In the Trial of Administration of Metformin in Polycystic Kidney Disease (TAME-PKD), metformin use in adults with autosomal dominant polycystic kidney disease (ADPKD) was found to be safe, tolerable, and showed a non-significant trend toward slowing estimated glomerular filtration rate (eGFR) decline compared to placebo.

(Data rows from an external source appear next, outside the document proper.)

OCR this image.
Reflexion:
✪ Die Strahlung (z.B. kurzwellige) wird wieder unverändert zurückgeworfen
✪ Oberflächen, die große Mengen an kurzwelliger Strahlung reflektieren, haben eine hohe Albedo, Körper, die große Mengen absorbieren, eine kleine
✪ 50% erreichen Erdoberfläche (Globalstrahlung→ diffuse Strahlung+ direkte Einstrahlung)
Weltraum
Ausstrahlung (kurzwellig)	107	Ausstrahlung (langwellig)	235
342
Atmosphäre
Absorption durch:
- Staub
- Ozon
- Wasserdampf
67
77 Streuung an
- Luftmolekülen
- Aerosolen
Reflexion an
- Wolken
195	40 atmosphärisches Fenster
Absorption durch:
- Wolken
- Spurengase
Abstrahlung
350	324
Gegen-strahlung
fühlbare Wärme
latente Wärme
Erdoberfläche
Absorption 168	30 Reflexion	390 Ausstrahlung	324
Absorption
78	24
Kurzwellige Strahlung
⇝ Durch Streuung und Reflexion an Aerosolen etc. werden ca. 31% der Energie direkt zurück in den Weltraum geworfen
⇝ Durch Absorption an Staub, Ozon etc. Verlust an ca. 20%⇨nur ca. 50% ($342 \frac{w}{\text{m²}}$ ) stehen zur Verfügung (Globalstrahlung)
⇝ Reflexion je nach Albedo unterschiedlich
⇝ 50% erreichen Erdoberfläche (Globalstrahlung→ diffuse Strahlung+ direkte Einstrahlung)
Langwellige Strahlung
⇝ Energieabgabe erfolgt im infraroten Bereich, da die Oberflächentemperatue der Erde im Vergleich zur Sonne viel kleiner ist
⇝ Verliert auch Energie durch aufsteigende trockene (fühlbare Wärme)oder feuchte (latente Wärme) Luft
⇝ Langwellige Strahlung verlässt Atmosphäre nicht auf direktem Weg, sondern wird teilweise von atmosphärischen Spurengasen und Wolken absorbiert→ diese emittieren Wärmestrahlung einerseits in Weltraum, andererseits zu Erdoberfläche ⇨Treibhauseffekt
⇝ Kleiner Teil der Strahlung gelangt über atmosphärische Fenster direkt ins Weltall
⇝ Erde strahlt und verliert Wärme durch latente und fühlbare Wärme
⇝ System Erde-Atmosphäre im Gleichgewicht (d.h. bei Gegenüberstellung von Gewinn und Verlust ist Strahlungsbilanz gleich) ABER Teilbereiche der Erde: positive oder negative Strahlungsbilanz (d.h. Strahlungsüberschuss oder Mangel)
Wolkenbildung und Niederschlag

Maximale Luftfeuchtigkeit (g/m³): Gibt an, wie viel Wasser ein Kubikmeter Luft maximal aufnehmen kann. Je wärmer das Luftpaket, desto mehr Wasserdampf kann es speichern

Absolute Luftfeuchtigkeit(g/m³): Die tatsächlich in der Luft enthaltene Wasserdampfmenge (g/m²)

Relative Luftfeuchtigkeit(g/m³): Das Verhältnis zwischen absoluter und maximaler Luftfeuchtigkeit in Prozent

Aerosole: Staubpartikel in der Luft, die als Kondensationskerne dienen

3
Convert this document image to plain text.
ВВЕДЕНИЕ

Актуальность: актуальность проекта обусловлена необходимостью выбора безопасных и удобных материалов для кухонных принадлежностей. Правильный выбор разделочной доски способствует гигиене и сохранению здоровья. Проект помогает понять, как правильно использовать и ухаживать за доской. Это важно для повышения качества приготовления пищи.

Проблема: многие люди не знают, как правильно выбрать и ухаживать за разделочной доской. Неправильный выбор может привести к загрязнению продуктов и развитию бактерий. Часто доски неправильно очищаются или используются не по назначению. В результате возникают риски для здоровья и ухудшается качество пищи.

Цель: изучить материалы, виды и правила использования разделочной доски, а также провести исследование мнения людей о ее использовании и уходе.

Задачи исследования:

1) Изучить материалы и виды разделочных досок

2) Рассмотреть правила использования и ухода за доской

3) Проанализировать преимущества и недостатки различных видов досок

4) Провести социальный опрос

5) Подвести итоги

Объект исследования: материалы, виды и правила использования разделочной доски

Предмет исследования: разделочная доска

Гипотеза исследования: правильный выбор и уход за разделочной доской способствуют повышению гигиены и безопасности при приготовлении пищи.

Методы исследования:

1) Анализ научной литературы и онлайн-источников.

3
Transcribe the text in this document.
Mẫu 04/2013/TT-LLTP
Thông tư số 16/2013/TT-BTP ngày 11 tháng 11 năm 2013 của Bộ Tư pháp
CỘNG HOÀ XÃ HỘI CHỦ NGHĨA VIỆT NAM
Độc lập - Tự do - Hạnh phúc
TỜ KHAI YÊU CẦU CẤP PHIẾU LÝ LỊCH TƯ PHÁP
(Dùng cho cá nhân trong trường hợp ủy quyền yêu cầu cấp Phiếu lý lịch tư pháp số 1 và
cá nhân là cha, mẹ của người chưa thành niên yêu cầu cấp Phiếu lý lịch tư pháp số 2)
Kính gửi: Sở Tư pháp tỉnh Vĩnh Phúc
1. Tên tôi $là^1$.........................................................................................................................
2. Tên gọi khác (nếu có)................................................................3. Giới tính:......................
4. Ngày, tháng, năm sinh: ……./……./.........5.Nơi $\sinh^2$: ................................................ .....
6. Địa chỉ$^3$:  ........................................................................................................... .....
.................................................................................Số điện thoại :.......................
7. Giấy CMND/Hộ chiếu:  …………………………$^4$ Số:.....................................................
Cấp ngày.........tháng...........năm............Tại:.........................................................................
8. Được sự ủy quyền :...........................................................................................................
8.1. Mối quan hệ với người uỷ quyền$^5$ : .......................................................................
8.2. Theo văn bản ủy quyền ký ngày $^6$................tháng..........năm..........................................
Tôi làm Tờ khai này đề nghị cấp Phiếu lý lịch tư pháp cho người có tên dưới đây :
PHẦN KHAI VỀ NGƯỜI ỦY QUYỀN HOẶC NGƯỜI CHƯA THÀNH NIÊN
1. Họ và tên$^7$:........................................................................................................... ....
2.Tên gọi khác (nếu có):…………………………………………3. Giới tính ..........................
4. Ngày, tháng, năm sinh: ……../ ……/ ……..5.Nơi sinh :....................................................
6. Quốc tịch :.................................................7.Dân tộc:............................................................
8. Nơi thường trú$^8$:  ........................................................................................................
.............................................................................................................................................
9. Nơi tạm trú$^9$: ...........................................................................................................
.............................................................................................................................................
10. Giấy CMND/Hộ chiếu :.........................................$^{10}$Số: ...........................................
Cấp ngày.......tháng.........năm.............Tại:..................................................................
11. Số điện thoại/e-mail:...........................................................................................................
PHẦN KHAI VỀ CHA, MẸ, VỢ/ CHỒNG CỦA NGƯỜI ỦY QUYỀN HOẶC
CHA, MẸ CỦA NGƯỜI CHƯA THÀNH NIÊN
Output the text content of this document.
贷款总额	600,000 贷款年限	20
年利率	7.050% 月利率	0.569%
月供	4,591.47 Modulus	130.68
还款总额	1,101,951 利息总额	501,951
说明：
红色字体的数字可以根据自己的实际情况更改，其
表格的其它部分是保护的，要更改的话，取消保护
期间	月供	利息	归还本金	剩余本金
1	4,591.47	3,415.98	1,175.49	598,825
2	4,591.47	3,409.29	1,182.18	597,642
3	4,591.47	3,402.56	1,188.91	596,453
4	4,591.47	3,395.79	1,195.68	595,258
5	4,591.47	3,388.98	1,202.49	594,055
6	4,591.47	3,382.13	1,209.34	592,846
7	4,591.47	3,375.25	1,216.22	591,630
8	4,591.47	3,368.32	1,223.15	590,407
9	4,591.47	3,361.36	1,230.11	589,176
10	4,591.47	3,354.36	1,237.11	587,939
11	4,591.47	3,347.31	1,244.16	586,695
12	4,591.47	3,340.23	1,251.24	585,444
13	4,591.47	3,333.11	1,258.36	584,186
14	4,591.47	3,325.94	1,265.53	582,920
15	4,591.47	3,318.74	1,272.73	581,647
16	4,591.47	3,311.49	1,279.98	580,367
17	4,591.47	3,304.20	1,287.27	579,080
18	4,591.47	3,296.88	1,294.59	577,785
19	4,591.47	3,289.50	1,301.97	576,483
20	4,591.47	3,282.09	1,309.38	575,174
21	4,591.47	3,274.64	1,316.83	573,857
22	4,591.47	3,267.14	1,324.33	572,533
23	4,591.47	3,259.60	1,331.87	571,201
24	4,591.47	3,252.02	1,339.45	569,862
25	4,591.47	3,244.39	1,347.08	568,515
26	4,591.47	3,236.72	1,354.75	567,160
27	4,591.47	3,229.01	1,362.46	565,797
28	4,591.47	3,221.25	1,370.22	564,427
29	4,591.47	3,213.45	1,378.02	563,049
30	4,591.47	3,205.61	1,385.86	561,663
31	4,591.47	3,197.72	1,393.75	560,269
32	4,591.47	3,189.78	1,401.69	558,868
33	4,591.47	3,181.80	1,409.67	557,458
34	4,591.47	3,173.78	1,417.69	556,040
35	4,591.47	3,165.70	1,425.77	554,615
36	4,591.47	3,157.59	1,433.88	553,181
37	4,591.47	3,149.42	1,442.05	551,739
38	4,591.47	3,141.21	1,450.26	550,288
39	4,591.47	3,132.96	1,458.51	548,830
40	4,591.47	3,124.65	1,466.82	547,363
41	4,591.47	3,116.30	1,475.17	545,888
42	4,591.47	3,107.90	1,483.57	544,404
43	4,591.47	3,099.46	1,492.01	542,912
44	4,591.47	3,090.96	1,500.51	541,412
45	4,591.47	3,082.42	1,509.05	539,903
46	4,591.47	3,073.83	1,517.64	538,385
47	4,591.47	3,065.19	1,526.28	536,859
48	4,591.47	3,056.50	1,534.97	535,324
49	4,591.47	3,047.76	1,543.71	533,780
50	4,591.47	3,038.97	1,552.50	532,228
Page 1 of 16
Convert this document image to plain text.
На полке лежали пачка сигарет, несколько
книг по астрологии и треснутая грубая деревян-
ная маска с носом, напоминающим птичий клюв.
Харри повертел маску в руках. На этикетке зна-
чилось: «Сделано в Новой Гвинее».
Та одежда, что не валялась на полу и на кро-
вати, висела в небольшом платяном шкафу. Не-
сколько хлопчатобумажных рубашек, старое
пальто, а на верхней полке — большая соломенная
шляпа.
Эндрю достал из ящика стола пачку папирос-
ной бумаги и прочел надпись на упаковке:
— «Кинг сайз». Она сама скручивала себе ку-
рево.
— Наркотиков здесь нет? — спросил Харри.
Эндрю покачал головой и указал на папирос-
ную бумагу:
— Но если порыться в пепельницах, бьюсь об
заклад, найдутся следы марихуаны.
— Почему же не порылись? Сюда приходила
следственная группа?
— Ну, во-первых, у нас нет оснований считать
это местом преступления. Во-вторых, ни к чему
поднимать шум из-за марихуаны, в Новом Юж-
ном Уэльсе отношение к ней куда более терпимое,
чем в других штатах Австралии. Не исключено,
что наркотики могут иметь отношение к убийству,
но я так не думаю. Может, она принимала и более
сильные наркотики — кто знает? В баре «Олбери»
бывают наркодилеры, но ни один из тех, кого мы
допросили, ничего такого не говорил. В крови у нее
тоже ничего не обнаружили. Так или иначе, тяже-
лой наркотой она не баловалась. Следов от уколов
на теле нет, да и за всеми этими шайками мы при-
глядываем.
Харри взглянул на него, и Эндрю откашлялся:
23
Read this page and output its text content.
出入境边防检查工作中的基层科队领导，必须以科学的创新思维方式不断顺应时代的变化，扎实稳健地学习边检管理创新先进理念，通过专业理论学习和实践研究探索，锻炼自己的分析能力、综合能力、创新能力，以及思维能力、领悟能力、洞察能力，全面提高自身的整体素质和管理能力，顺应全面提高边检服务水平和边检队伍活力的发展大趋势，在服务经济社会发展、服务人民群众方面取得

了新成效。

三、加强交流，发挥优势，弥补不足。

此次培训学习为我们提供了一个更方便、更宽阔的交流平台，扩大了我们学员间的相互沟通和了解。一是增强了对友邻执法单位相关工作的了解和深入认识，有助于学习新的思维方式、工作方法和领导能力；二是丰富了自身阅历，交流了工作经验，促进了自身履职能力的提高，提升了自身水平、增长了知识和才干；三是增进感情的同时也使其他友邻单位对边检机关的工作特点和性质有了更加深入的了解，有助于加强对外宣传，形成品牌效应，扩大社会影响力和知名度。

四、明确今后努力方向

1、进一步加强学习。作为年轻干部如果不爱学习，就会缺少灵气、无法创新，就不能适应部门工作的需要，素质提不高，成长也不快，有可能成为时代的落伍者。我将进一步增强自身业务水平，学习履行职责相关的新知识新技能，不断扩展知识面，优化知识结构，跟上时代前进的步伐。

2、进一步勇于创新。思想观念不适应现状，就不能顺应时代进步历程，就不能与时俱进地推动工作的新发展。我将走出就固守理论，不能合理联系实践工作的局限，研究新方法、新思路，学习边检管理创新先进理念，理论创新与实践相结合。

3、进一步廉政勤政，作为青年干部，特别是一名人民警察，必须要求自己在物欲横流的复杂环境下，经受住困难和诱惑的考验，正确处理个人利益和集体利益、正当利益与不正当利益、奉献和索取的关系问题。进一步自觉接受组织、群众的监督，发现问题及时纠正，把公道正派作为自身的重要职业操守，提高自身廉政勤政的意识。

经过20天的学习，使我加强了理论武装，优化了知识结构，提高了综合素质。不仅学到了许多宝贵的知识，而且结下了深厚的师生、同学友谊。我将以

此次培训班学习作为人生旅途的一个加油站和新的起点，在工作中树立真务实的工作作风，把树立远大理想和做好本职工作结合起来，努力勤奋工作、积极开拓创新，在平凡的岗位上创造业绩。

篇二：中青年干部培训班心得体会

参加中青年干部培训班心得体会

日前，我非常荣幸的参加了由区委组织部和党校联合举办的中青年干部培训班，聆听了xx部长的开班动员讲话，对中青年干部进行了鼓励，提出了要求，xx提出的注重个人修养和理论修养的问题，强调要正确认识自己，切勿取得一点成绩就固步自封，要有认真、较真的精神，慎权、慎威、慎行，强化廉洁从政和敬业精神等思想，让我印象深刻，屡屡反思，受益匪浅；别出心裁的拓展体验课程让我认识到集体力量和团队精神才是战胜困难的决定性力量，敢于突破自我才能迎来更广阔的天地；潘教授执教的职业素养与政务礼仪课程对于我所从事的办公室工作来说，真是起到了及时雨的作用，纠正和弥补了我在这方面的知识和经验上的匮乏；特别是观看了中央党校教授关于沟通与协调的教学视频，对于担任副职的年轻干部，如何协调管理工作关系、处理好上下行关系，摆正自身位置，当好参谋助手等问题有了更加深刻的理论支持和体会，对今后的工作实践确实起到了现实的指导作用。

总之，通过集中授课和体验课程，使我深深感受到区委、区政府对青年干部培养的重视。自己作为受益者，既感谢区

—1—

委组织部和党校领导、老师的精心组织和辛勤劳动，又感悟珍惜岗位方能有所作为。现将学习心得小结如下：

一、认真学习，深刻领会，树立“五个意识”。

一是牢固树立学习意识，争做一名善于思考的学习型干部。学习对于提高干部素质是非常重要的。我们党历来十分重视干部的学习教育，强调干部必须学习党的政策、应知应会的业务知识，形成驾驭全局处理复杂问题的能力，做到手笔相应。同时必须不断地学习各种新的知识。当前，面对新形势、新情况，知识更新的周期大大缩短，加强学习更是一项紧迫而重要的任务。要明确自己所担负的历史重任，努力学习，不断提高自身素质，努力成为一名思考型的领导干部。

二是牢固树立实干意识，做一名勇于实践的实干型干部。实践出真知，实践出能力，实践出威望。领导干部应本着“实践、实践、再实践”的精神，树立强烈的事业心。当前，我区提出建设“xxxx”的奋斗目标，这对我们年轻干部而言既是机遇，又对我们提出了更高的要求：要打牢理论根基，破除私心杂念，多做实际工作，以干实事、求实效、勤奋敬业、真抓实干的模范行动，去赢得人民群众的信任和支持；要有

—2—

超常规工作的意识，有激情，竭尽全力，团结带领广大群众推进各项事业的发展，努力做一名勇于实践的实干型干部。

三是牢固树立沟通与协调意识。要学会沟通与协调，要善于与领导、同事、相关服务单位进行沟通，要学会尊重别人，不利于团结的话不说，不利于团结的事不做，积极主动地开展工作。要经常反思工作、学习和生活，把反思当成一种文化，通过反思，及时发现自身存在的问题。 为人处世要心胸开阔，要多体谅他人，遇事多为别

Hallows and colleagues further analyzed urinary metabolic biomarkers and found that urinary succinate negatively correlated with height-adjusted total kidney volume (htTKV), while protein excretion was strongly positively correlated with htTKV and negatively with eGFR.
Interestingly, urinary pyruvate levels were preserved in metformin-treated patients but declined in placebo over the two-year study, suggesting pyruvate may serve as a discriminator for metformin treatment effects.
In a cohort of more than 24,000 US patients with chronic kidney disease (CKD) G3–G5 and metabolic acidosis, increases in serum bicarbonate were independently linked to lower risk of CKD progression. Each 1 mmol/L rise was associated with an 8% reduction in risk of glomerular filtration rate decline, dialysis, or transplantation.
The study highlights the value of tracking bicarbonate trends rather than single measures. As an inexpensive and widely available test, the authors propose that routine monitoring of bicarbonate trajectories offers a simple, cost-effective way to identify high-risk patients and support timely interventions to slow CKD progression.